We can also generate time-frequency representations of the data. In the next cell, we'll use the audio data from our example file to illustrate how to do this quickly and easily using functions from the quantum_inferno module.

In [None]:
# loop through the rows
for row_index in example_df.index:
    # grab the values from the relevant metadata fields
    event_name = example_df[ds_labels.event_name][row_index]
    source_yield = example_df[ds_labels.source_yield_kg][row_index]
    dist_m = example_df[ds_labels.distance_from_explosion_m][row_index]
    station_id = example_df[ds_labels.smartphone_id][row_index]
    # standardize the time array for cleaner visualization
    relative_time = example_df[ds_labels.microphone_time_s][row_index] - example_df[ds_labels.microphone_time_s][row_index][0]
    # demean and normalize the audio data for cleaner visualization
    audio_data = demean_norm(example_df[ds_labels.microphone_data][row_index])
    # calculate and plot the continuous wavelet transform using the quantum_inferno module
    cwt, cwt_bits, time_s, frequency_cwt_hz = cwt_chirp_from_sig(
        sig_wf=audio_data,
        frequency_sample_rate_hz=example_df[ds_labels.microphone_sample_rate_hz][row_index],
        band_order_nth=3,
        cwt_type="conv"
    )
    tfr_title = f"CWT and waveform for {event_name} ({source_yield} kg TNT eq.)"
    _ = plot_wf_mesh_vert_example(
        station_id=f"{station_id} ({round(dist_m)} m)",
        wf_panel_a_sig=audio_data,
        wf_panel_a_time=relative_time,
        mesh_time=time_s,
        mesh_frequency=frequency_cwt_hz,
        mesh_panel_b_tfr=cwt_bits,
        figure_title=tfr_title,
    )

## Section 4: Saving SHAReD Data

We can save a subset of the data to a new pickle (.pkl) file. This can be useful in some cases as the full dataset is quite large and may not be needed for all applications.

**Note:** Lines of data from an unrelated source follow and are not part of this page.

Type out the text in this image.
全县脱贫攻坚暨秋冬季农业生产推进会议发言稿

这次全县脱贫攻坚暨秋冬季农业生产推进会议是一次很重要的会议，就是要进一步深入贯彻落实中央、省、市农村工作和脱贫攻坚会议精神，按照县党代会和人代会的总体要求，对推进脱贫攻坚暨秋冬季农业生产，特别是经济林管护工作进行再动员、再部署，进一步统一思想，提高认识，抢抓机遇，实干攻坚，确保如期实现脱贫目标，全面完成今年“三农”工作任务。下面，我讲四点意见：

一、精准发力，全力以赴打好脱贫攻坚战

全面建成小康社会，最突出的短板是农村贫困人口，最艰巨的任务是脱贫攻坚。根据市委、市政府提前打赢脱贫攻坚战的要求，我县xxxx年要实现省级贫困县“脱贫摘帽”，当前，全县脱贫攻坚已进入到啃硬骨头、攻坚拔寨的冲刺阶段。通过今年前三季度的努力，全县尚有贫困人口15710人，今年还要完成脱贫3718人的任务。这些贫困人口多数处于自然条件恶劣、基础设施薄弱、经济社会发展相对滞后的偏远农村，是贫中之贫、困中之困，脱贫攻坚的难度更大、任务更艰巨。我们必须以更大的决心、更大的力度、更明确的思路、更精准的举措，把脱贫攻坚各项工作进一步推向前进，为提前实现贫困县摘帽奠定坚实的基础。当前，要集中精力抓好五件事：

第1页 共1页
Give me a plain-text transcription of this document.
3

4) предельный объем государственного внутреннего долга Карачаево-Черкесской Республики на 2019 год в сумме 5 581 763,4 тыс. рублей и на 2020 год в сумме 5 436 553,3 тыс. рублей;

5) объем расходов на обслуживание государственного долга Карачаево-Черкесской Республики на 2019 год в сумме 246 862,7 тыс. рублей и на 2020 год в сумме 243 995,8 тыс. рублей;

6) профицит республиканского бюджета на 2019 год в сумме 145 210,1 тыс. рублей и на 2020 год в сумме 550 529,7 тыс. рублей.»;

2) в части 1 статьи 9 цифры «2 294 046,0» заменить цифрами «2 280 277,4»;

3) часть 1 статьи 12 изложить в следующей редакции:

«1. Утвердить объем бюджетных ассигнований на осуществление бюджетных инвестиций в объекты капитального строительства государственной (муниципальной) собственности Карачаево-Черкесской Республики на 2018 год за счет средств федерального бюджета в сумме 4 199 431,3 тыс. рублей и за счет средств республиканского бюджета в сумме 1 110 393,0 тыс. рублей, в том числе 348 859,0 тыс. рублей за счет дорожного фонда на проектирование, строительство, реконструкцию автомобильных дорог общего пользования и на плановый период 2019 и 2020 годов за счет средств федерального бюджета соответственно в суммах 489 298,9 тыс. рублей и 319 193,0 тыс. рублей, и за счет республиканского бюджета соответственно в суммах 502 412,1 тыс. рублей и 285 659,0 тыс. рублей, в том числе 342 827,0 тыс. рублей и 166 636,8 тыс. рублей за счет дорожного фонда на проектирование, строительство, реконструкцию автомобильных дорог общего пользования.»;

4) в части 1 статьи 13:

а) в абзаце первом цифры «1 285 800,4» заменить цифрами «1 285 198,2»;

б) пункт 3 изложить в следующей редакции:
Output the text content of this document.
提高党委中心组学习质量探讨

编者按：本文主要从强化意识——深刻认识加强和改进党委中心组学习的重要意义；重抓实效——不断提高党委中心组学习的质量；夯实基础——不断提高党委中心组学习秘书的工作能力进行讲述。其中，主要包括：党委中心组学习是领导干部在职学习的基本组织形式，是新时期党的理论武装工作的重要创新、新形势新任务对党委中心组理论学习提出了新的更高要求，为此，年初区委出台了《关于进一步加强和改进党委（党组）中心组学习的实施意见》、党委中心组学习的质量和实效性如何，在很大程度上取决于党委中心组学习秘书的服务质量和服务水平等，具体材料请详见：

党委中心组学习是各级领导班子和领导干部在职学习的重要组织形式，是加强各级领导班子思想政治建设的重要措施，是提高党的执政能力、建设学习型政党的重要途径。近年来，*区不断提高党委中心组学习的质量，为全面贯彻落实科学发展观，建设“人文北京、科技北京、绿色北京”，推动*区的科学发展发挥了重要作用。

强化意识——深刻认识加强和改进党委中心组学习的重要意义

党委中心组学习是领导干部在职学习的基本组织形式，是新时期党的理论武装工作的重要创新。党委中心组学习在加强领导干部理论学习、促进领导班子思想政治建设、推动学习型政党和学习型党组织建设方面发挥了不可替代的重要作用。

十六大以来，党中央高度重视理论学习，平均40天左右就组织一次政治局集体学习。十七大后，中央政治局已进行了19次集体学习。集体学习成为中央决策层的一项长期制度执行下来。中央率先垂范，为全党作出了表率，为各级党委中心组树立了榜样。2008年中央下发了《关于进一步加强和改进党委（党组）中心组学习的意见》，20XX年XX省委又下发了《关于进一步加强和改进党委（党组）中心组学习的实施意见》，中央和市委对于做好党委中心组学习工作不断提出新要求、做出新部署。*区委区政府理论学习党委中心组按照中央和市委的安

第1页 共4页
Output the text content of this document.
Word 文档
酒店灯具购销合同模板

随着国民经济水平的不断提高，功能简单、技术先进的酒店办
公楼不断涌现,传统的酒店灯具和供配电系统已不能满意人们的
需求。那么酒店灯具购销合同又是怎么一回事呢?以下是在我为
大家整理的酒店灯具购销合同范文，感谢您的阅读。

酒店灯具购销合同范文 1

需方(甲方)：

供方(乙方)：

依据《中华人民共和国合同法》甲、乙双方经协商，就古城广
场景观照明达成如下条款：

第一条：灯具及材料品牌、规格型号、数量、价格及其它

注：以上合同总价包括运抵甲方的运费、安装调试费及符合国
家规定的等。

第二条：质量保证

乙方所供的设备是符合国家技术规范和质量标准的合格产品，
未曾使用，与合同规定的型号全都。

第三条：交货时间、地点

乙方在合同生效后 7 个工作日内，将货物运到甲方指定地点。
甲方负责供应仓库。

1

We can save any subset (data from detonations > 10 kg TNT eq., data from only a single station, etc.), but we'll stick with our example subset of data from a single event and station. For this example, we'll save a pickle file of data from our example event and station (event ID number 26, station ID 1637681008), but this can be modified by simply changing the values of `event_id_number_to_save` and `station_id_to_save`.

In [None]:
event_id_to_save: int = 26
station_id_to_save: str = "1637681008"
# check if the event id is in the dataset
event_ids = np.unique(shared_ds[ds_labels.event_id_number])
if event_id_to_save in event_ids:
    subset_to_save = shared_ds[shared_ds[ds_labels.event_id_number] == event_id_to_save]
    # check if the station id is in the subset
    station_ids = np.unique(subset_to_save[ds_labels.smartphone_id])
    if station_id_to_save in station_ids:
        subset_to_save = subset_to_save[subset_to_save[ds_labels.smartphone_id] == station_id_to_save]
        output_filename = f"SHAReD_event{event_id_to_save}_{station_id_to_save}.pkl"
        output_path = os.path.join(CURRENT_DIRECTORY, output_filename)
        subset_to_save.to_pickle(output_path)
        print(f"Subset of SHAReD containing event {event_id_to_save} data from station {station_id_to_save} saved to: {output_path}")
    else:
        print(f"Station {station_id_to_save} not found in data from event number {event_id_to_save}. No data saved.")
else:
    print(f"Data from event number {event_id_to_save} not found in dataset. No data saved.")


This concludes the tutorial. For more details on SHAReD, see the references listed at the beginning of the tutorial.